I've set-up a simple Spark-ML app, where I have a pipeline of independent transformers that add columns to a dataframe of raw data. Since the transformers don't look at the output of one another I was hoping I could run them in parallel in a non-linear (DAG) pipeline. All I could find about this feature is this paragraph from the Spark ML-Guide:
It is possible to create non-linear Pipelines as long as the data flow graph forms a Directed Acyclic Graph (DAG). This graph is currently specified implicitly based on the input and output column names of each stage (generally specified as parameters). If the Pipeline forms a DAG, then the stages must be specified in topological order.
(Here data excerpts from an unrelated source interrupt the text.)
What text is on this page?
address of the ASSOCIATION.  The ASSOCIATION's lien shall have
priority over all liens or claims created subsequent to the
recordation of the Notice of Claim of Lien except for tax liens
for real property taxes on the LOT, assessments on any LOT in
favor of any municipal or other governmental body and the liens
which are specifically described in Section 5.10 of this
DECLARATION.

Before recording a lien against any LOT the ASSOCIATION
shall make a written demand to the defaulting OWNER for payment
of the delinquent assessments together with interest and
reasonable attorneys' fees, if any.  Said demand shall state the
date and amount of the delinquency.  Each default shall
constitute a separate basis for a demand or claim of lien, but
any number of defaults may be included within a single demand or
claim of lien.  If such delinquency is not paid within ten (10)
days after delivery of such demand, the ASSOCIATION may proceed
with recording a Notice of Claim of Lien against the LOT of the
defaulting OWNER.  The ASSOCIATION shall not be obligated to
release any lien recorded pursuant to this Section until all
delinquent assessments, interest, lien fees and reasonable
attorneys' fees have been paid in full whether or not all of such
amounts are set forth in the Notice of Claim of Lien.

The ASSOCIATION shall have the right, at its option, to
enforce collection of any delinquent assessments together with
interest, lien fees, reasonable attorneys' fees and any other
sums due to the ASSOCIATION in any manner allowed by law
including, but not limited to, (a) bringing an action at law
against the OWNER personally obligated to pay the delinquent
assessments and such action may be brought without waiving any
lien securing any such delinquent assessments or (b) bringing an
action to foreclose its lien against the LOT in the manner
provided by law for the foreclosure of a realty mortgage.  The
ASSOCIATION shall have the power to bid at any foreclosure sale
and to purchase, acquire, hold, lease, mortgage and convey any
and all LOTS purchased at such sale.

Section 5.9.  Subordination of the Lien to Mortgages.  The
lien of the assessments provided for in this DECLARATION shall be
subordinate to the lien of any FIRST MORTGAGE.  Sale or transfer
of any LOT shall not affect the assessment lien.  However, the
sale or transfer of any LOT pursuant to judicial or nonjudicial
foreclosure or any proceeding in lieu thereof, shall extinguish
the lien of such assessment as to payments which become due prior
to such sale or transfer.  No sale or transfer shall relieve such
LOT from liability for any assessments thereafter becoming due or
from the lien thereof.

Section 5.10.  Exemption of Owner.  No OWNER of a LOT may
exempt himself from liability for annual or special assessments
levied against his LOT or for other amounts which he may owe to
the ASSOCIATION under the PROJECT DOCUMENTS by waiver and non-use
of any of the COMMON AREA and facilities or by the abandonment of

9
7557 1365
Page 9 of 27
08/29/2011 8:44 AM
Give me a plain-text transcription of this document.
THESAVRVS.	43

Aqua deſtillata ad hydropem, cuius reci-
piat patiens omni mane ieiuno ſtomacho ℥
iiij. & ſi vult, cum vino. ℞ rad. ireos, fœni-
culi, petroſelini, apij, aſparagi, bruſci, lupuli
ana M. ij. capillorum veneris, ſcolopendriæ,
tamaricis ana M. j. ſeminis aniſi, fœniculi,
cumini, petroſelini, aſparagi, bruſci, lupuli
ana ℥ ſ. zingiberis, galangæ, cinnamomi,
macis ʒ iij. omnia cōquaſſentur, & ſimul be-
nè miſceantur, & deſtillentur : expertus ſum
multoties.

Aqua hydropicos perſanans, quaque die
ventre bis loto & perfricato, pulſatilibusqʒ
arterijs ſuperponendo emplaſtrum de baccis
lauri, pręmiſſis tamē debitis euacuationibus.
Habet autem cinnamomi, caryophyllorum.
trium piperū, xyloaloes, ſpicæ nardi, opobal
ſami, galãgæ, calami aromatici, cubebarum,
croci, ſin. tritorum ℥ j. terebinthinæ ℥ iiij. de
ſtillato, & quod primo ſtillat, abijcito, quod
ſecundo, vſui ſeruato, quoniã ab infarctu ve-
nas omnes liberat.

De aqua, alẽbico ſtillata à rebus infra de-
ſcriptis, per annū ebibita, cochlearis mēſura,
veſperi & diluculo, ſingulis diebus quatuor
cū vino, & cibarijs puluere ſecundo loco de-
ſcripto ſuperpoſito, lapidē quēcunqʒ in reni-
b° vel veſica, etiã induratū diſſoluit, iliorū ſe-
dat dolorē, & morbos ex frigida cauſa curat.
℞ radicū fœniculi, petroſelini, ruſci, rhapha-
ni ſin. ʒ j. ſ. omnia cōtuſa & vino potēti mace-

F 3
My understanding of the paragraph is that if I set the inputCol(s), outputCol parameters for each transformer and specify the stages in topological order when I create the pipeline, then the engine will use that information to build an execution DAG s.t. the stages of the DAG could run once their input is ready.
Some questions about that:
- Is my understanding correct?
- What happens if for one of the stages/transformers I don't specify an output column (e.g. the stage only filters some of the lines)?. Will it assume that for DAG creation purposes the stage is changing all columns so all subsequent stages should be waiting for it?
- Likewise, what happens if for one of the stages I don't specify an inputCol(s)? Will the stage wait until all previous stages are complete?
- It seems I can specify multiple input columns but only one output column. What happens if a transformer adds two columns to a dataframe (Spark itself has no problem with that)? Is there some way to let the DAG creation engine know about it?